Priced in the region of £110, the Sharkoon X-Tatic Digital v3 isn't cheap - indeed, an Xbox 360 console itself can be had for around £20 more.
This is a headset that clearly doesn't favour the faint-hearted, but for the hardened gamer, it's a high-end accessory that may just warrant its premium pricing.
The X-Tatic Digital arrives in a well-protected box, with the headset itself protected in tight plastic packaging. Fortunately, it isn't of the clamshell variety and is very easy to open.
Reflecting the price, the headset itself is solidly built and looks a tad smarter than the competition - a result of its sleek black colouring, silver accents and faux-leather band. It should stand the test of time, we reckon, and it ships with a standard two-year warranty just in case.
Despite the intimidating appearance, the third-gen X-Tatic Digital headset is surprisingly light, and consequently comfortable to wear. Sharkoon's years of headset experience are noticeable, and both the tilting earpieces and adjustable headband are essential. Even during long spells of use, the headset remains comfortable and its breathable pads help prevent the ears from burning up.
Another useful feature is the removable unidirectional microphone. It slots in and twists to stay in place, but is easily removed for non-gaming use.
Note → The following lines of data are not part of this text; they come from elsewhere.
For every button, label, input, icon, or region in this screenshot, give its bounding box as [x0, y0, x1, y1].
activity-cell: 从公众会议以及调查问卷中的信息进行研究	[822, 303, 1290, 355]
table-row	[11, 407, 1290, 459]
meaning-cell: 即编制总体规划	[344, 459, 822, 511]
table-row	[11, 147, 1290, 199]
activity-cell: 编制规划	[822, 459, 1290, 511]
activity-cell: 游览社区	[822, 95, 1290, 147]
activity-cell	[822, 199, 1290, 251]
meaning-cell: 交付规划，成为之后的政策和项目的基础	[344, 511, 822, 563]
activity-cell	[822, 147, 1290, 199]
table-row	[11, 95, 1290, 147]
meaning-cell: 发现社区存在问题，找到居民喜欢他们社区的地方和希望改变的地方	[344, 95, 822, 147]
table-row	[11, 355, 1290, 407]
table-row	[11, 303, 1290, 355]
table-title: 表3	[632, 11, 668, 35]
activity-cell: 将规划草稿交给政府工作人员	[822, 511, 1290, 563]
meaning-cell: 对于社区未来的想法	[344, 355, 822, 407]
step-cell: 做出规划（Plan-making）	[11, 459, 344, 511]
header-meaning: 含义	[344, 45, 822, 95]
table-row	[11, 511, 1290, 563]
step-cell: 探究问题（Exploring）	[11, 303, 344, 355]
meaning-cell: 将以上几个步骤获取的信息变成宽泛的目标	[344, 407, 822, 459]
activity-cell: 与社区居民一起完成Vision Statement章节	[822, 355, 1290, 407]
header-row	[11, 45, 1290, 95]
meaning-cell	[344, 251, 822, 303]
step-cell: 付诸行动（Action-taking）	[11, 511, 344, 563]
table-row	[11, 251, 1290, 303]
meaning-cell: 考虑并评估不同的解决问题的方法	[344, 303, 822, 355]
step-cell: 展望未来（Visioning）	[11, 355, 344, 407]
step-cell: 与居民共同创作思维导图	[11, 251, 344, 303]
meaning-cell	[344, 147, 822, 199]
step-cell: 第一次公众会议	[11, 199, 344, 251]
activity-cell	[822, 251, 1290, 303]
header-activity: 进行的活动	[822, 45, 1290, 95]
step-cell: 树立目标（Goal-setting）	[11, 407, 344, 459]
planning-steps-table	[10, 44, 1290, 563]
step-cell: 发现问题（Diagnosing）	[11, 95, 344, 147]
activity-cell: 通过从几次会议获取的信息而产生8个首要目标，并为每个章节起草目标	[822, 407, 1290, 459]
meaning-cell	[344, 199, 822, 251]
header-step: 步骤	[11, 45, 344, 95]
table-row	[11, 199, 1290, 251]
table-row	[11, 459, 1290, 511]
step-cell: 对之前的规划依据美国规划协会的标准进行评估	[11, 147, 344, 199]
The X-Tatic logo, meanwhile, illuminates in bright green when powered on - the result is an aquired taste, but it's a touch gaudy for this author's liking.
Aesthetics aside, the headset's killer feature is 5.1 surround sound, delivered through eight individual speakers. Users are looking at a 27mm centre speaker, a 30mm front speaker, a 30mm rear speaker and a 40mm subwoofer, in each earpiece.
A short way down the 360cm cable - which is plenty long for gaming from the couch - there's the essential in-line volume controller.
Sharkoon has equipped the unit with both master volume control and independent volume control for each of the four channels - front, rear, centre and sub.
What's cool is that each of the four channel buttons are backlit, and will illuminate in different colours depending on the amount of volume. The buttons show as green when relatively quiet, and switch to shades of blue, white and red as the volume is increased. The backlights are independent, too - another nice touch.
Compared to the headset itself, the in-line volume control feels light and almost a little cheap. Fortunately, that's a blessing in disguise, as its lack of weight ensures there's little unneccesary pull on the headset during use. Ensuring it has all bases covered, Sharkoon has also equipped the controller with microphone volume control and a microphone mute switch - both key features for the online gaming crowd.